Durante il periodo di diuresi, la gestione della perdita insensibile di acqua può essere altrettanto importante quanto la gestione del fabbisogno di fluidi. La perdita di acqua dall’epidermide di un neonato ELBW può essere elevata a causa dell’elevato rapporto tra superficie corporea e massa corporea (fino a 6 volte quello di un adulto) e soprattutto quando la pelle è gelatinosa. È importante minimizzare la perdita d’acqua transepidermica soprattutto durante la diuresi postnatale per prevenire o minimizzare l’incidenza di uno spazio extracellulare iperosmolare. L’alta pressione osmotica dell’ECF iperosmolare può portare a una perdita di fluido nello spazio intracellulare e provocare una deplezione intravascolare, e conseguente ipotensione, ipernatremia e iperkaliemia.

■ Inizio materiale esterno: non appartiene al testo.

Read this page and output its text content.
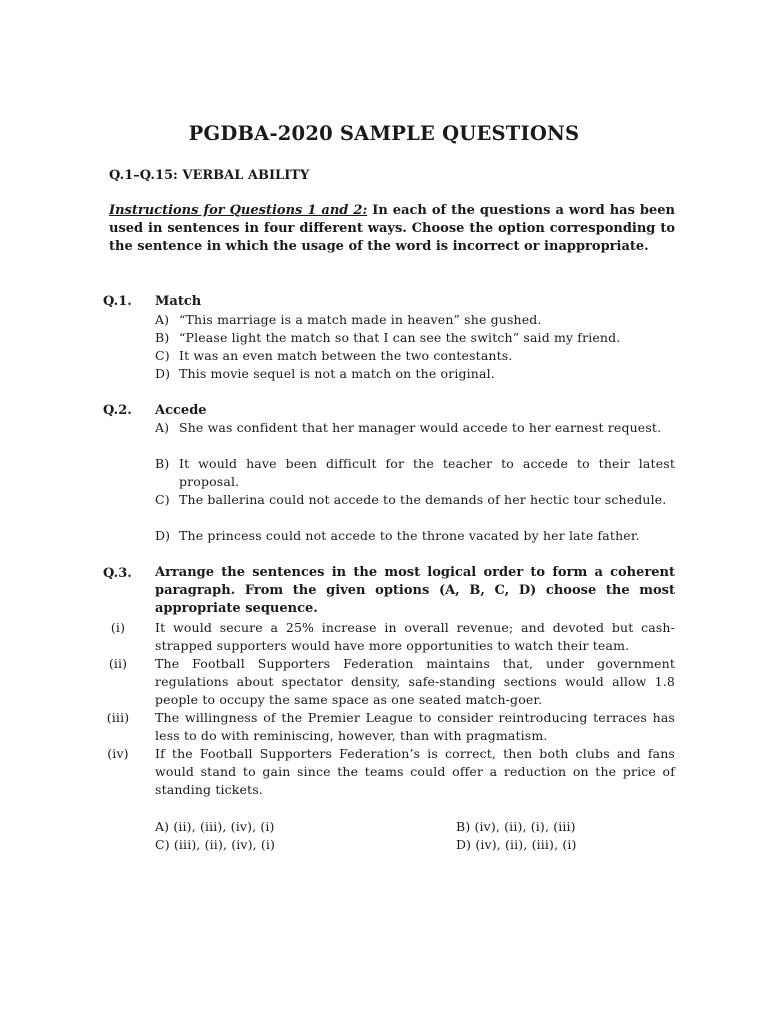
PGDBA-2020 SAMPLE QUESTIONS
Q.1–Q.15: VERBAL ABILITY
Instructions for Questions 1 and 2: In each of the questions a word has been used in sentences in four different ways. Choose the option corresponding to the sentence in which the usage of the word is incorrect or inappropriate.
Q.1. Match
A) “This marriage is a match made in heaven” she gushed.
B) “Please light the match so that I can see the switch” said my friend.
C) It was an even match between the two contestants.
D) This movie sequel is not a match on the original.
Q.2. Accede
A) She was confident that her manager would accede to her earnest request.
B) It would have been difficult for the teacher to accede to their latest proposal.
C) The ballerina could not accede to the demands of her hectic tour schedule.
D) The princess could not accede to the throne vacated by her late father.
Q.3. Arrange the sentences in the most logical order to form a coherent paragraph. From the given options (A, B, C, D) choose the most appropriate sequence.
(i)	It would secure a 25% increase in overall revenue; and devoted but cash-strapped supporters would have more opportunities to watch their team.
(ii)	The Football Supporters Federation maintains that, under government regulations about spectator density, safe-standing sections would allow 1.8 people to occupy the same space as one seated match-goer.
(iii)	The willingness of the Premier League to consider reintroducing terraces has less to do with reminiscing, however, than with pragmatism.
(iv)	If the Football Supporters Federation’s is correct, then both clubs and fans would stand to gain since the teams could offer a reduction on the price of standing tickets.
A) (ii), (iii), (iv), (i)	B) (iv), (ii), (i), (iii)
C) (iii), (ii), (iv), (i)	D) (iv), (ii), (iii), (i)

I tentativi di minimizzare la perdita d’acqua transepidermica si concentrano sulle barriere evaporative e sull’uso di un’alta umidità (dall’80 al 100%) nell’incubatrice. L’uso di queste barriere è meglio limitato alla prima settimana di vita. Le barriere a base di petrolatum (emollienti cutanei) come Aquaphor® (Beiersdorf, Inc., Wilton, CT) sono state associate ad un aumento del rischio di infezione da stafilococco epidermidis e a preoccupazioni aneddotiche di colonizzazione fungina. Per evitare la contaminazione con batteri portati dall’acqua, gli isolati umidificati dovrebbero essere cambiati di routine o asciugati accuratamente e la camera di umidità pulita frequentemente. L’efficacia di queste barriere avrà un effetto diretto su quanto fluido esogeno sarà necessario per prevenire la disidratazione e tuttavia prevenire la sovraidratazione e il successivo edema periferico e polmonare, che può interferire con il recupero dalla sindrome da distress respiratorio (RDS).